Um dos lugares favoritos de Jacinto era atrás do balcão. Com uma postura sempre tranquila e amena, atraia aqueles clientes solitários, carentes de um ouvido amigo para desabafarem suas confidências. Depois de ouvir centenas de desabafos, dramas familiares, atritos conjugais, intrigas de trabalho, ele considerava ser ali, o “confessionário” do Boteco.

Ao longo do tempo, sentia que os clientes não buscavam nenhum aconselhamento psicológico, opiniões, ou qualquer tipo de ajuda, só queriam mesmo era desabafar, tomar algumas doses de bebida e conversar com alguém. E funcionava… a maioria deles, no final, se diziam aliviados.

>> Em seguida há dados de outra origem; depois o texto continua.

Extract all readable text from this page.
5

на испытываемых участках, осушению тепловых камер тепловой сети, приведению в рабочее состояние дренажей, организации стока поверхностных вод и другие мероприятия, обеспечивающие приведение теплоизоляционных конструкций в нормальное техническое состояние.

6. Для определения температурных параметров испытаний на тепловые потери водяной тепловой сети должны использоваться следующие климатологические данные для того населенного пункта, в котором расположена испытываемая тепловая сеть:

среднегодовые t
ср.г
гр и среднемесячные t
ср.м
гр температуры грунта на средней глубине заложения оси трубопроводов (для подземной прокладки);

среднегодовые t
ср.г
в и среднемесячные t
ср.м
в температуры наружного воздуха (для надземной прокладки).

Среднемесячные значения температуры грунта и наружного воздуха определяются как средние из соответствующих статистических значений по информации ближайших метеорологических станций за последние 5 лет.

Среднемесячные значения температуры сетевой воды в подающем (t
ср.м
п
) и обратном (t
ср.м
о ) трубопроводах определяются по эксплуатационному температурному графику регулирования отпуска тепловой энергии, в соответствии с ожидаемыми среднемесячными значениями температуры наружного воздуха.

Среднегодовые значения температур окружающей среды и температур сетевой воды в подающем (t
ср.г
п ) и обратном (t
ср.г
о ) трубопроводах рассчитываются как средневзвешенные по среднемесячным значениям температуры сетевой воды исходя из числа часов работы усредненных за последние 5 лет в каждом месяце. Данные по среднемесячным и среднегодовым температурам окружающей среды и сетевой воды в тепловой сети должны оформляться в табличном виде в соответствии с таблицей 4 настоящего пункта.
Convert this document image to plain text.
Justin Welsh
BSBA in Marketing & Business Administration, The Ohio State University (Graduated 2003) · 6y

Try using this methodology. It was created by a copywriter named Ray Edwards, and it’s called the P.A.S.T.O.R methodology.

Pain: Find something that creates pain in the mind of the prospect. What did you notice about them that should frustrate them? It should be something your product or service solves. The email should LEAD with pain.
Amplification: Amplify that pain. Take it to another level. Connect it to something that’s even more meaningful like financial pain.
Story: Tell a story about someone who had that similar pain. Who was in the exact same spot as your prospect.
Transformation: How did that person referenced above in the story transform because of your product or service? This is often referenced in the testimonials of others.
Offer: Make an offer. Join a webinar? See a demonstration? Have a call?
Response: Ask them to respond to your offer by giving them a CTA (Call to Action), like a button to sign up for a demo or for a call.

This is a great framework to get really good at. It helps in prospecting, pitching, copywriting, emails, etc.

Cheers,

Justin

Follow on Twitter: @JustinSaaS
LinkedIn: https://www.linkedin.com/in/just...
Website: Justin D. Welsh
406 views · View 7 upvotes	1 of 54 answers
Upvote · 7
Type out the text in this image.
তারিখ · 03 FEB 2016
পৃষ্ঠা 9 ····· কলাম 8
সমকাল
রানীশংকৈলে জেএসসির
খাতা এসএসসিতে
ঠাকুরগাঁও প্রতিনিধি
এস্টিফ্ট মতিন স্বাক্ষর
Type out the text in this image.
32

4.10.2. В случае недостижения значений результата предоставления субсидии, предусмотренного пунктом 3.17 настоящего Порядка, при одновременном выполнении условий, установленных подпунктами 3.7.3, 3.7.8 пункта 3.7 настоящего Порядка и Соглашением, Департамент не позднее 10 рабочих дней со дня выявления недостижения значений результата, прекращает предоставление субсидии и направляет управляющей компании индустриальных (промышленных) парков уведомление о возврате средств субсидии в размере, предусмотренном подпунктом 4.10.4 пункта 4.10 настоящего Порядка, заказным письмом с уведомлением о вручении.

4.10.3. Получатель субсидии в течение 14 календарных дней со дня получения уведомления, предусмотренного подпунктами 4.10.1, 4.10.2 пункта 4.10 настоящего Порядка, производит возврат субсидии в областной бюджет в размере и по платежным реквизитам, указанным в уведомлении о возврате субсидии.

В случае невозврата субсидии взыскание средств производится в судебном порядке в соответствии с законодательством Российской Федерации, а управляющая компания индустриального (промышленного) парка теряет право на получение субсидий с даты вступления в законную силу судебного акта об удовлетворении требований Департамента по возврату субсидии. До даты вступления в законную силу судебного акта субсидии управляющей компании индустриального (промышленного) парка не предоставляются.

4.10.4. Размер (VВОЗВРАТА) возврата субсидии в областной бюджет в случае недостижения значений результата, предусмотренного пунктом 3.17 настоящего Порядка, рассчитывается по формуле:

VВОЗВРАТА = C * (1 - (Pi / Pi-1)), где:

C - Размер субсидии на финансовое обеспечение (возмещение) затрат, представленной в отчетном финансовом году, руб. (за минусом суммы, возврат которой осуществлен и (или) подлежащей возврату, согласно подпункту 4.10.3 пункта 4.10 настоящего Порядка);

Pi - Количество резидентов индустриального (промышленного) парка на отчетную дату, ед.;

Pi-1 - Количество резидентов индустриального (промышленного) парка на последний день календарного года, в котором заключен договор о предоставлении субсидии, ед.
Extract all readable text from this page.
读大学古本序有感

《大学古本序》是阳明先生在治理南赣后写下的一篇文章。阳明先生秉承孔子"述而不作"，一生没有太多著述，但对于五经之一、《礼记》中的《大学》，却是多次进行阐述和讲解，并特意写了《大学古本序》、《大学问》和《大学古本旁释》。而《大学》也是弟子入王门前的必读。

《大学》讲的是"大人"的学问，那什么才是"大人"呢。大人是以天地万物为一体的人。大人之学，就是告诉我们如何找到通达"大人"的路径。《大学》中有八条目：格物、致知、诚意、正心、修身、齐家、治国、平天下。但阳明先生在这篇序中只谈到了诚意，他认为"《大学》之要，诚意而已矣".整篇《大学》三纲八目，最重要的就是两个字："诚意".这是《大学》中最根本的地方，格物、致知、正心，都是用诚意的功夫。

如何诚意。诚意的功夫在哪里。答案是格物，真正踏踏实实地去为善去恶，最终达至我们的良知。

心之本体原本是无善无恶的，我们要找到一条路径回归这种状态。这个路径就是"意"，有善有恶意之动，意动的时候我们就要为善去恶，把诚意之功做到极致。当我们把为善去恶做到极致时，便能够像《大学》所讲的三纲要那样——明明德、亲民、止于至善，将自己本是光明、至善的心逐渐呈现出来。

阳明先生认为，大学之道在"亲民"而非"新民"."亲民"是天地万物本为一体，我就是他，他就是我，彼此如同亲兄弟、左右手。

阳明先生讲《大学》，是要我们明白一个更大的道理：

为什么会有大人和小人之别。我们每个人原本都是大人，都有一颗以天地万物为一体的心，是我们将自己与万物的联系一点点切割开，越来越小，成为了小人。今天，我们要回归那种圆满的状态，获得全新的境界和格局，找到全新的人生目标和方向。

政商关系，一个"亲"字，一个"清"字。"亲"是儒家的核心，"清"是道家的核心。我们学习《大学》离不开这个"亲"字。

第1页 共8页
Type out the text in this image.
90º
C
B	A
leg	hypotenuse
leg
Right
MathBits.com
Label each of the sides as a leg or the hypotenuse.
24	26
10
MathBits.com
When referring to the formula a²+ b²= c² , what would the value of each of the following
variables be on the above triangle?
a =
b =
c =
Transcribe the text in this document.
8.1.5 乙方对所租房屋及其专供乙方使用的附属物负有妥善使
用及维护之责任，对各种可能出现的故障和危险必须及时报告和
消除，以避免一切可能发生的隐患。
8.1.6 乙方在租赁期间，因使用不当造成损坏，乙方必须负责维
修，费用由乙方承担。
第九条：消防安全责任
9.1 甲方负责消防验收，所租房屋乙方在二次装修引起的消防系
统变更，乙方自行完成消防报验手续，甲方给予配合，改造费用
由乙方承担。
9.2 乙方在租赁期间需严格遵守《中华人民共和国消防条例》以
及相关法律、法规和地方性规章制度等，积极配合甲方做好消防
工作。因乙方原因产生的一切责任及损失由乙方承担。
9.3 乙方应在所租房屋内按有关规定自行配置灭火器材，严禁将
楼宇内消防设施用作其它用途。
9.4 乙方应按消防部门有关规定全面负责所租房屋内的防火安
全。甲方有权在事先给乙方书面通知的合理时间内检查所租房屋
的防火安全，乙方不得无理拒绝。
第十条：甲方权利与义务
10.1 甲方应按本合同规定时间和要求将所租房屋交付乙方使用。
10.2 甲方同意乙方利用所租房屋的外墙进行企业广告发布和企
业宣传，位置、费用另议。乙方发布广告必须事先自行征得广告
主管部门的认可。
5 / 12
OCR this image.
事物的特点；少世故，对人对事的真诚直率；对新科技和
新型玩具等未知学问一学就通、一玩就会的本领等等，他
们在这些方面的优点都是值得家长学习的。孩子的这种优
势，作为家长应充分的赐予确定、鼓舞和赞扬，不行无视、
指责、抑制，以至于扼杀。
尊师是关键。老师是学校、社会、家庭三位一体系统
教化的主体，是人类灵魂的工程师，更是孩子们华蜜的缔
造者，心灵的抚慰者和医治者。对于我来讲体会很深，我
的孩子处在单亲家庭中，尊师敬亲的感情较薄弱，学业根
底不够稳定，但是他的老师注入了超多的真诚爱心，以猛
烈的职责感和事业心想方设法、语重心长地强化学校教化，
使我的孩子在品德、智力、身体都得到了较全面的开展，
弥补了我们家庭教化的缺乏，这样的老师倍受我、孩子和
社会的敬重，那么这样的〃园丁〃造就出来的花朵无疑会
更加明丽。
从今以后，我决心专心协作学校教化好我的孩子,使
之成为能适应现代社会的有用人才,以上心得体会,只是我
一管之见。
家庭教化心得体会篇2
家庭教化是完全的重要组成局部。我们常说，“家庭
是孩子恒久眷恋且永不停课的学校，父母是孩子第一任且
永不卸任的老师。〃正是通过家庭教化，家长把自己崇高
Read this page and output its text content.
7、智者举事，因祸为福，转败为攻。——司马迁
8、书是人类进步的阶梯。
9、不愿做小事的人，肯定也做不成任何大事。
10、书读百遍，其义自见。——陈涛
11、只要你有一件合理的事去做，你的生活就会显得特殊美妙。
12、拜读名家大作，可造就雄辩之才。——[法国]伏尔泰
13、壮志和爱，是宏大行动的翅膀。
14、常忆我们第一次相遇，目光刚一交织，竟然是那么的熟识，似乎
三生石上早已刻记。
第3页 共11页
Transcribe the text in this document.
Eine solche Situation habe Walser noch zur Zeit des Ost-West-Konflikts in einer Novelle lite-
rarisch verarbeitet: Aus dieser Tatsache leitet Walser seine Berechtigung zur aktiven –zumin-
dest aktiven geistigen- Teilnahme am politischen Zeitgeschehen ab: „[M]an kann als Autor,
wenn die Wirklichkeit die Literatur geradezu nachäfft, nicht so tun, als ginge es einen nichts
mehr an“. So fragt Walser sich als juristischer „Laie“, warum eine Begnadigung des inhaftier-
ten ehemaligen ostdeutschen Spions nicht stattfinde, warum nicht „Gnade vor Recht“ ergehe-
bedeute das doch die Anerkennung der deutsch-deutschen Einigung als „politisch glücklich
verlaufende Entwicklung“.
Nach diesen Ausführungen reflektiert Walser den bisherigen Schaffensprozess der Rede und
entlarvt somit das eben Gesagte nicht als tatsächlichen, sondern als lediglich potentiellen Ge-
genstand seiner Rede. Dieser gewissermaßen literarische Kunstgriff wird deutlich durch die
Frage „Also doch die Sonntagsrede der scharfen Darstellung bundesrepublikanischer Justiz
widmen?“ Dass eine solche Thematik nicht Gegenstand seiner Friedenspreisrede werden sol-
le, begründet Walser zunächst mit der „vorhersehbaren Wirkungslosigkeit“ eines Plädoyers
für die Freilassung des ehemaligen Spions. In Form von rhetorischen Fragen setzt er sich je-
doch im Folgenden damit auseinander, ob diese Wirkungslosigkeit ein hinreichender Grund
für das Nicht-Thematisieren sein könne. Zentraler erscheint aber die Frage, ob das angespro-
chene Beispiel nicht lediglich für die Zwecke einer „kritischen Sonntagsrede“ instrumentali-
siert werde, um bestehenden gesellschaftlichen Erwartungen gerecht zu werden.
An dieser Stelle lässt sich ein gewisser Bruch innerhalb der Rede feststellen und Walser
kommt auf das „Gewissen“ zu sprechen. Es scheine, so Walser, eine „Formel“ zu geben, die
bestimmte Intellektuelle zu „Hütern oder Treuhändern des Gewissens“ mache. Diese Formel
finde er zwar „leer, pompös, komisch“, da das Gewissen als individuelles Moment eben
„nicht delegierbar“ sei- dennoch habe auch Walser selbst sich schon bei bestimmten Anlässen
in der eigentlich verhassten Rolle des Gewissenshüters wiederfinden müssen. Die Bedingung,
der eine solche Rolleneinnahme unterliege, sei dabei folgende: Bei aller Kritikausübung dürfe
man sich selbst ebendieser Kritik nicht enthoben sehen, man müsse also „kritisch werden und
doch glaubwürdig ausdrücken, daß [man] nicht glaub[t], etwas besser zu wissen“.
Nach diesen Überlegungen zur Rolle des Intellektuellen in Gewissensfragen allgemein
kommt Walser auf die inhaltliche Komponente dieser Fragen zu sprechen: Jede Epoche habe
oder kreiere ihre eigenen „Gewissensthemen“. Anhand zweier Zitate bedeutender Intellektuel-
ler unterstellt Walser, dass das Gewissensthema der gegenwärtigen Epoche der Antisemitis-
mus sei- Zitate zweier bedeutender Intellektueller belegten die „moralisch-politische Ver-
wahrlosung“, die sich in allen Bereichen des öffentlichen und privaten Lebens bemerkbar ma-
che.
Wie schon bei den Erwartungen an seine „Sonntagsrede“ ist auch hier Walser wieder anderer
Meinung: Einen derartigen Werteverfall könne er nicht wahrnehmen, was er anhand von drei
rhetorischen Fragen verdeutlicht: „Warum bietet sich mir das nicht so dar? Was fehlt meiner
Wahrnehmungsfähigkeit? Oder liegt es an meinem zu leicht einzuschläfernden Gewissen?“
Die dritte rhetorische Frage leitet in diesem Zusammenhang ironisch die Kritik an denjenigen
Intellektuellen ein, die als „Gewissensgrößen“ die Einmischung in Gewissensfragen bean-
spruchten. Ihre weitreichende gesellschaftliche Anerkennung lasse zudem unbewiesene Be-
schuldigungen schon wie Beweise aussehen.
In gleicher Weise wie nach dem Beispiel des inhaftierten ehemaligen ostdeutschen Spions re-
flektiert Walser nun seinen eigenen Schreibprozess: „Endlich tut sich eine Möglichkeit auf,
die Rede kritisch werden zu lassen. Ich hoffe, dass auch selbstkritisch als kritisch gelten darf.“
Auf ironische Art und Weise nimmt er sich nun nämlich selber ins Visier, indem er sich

Aquela noite estava movimentada, véspera de feriado prolongado. Genoveva ia acomodando os clientes que chegavam. Fernando se aproxima…

— Pai, o Jesus veio me avisar que tem várias pessoas aguardando no estacionamento. Não temos mais mesas disponíveis… posso liberar a cativa da turma?

— Só se for para uma família numerosa, Fernando. Não quero nenhuma turma de rapazes bagunçando lá…

— Ok, vou dar uma olhada, pode deixar.

Um homem de meia idade entra e começa a dirigir-se ao balcão. Jacinto nunca o tinha visto antes e nota que ele desejava conversar. Ele aproxima-se e escolhe a banqueta bem à sua frente, senta-se e pede um whisky com gelo.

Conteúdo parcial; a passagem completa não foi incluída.